James Fuentes is an American gallerist whose eponymous contemporary art gallery opened in Manhattan, New York, United States in 2007.

Fuentes was born on the Lower East Side in the 1970s to Ecuadorian immigrant parents and was raised on the Lower East Side and South Bronx.

== History ==
Currently, the gallery has three physical locations: 55 Delancey Street and 52 White Street in New York, and 5015 Melrose Avenue in Los Angeles. Previously, the gallery occupied two spaces on the Lower East Side of Manhattan including its original address at 35 Saint James Place.
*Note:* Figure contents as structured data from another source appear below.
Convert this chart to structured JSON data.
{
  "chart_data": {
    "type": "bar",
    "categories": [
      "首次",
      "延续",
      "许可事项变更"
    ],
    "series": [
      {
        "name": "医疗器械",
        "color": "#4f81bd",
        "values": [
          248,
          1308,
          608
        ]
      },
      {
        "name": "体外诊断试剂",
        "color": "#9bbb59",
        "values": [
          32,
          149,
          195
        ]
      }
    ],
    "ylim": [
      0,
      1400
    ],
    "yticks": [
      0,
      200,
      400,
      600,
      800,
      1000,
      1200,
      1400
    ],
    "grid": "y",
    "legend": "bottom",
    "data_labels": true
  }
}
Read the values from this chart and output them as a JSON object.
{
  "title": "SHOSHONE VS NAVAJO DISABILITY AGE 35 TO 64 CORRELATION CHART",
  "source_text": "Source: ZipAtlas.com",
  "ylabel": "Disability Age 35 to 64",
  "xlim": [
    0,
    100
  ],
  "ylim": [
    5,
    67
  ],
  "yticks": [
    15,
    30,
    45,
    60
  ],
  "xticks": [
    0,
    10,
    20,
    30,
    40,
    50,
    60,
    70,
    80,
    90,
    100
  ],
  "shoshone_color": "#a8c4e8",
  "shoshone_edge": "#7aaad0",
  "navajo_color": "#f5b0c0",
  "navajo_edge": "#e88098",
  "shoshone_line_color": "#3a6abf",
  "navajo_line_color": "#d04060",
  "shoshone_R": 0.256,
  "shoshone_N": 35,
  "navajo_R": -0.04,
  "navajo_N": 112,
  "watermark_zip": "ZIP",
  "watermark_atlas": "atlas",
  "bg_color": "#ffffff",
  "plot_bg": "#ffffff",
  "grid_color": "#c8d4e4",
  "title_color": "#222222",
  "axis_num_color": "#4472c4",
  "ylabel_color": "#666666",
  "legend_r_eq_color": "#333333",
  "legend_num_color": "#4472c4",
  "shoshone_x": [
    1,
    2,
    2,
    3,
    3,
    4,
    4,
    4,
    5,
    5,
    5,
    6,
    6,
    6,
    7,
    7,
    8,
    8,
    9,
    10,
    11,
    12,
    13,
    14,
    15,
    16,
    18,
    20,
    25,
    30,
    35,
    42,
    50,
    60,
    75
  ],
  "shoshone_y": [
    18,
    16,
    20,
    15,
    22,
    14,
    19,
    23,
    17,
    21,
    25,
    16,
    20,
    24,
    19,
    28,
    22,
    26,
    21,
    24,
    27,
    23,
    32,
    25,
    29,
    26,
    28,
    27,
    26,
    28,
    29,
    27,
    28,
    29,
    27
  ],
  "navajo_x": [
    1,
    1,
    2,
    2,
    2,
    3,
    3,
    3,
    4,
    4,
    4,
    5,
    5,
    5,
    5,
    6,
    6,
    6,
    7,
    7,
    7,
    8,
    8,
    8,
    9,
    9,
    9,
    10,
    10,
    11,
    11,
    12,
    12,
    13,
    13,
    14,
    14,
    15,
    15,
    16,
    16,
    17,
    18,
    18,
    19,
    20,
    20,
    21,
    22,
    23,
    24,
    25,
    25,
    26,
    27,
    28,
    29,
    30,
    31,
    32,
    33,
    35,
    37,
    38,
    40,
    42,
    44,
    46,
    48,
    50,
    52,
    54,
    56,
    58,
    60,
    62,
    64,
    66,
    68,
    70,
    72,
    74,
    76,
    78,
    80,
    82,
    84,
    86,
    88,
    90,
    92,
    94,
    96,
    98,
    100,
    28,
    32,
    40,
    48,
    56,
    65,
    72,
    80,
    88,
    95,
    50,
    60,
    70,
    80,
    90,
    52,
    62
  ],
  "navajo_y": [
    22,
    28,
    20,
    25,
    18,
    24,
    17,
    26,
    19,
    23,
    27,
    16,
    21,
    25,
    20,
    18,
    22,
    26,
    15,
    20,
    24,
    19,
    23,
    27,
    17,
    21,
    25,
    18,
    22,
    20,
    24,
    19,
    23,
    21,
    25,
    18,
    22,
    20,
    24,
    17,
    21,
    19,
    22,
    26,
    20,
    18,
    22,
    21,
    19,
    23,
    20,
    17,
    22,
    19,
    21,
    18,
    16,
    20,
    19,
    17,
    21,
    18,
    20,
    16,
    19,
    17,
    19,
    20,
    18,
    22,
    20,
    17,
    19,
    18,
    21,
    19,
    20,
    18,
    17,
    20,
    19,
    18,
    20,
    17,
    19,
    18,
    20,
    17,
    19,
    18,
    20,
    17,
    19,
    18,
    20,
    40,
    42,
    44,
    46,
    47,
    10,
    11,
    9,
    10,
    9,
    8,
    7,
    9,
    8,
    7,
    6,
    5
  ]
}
Before opening his eponymous gallery, James Fuentes worked for several notable galleries including Gavin Brown's Enterprise and Jeffrey Deitch, where he served as a Director.

== Artists ==
Artists represented by James Fuentes include Alison Knowles, Didier William, Amalia Ulman, Oscar yi Hou, Dalton Paula, and Lizzi Bougatsos, and the estates of Juanita McNeely, Kikuo Saito, Geoffrey Holder, and Ed Baynard. Many of these artists have been exhibited in major exhibitions including the Biennale di Venezia, Whitney Biennial, and Prospect New Orleans, and international museums including Whitney Museum of American Art, Museum of Modern Art (MoMA), Solomon R. Guggenheim Museum, Museum of Contemporary Art Chicago, National Gallery of Art, Washington DC, Los Angeles County Museum of Art (LACMA), and Museum of Contemporary Art, North Miami.

== Exhibitions ==
Alongside regular exhibitions of represented artists, the gallery has also exhibited special presentations of artists like Lonnie Holley and historical works by artists including Thornton Dial, Jonas Mekas, and Andy Warhol, whose eight-hour film, Empire (1965), the gallery screened in full for the first month of the work's 50th-anniversary year.

The gallery regularly participates in international art fairs, including Art Basel Switzerland, Art Basel Miami Beach, The Armory Show, The ADAA Art Show, and Independent 20th Century.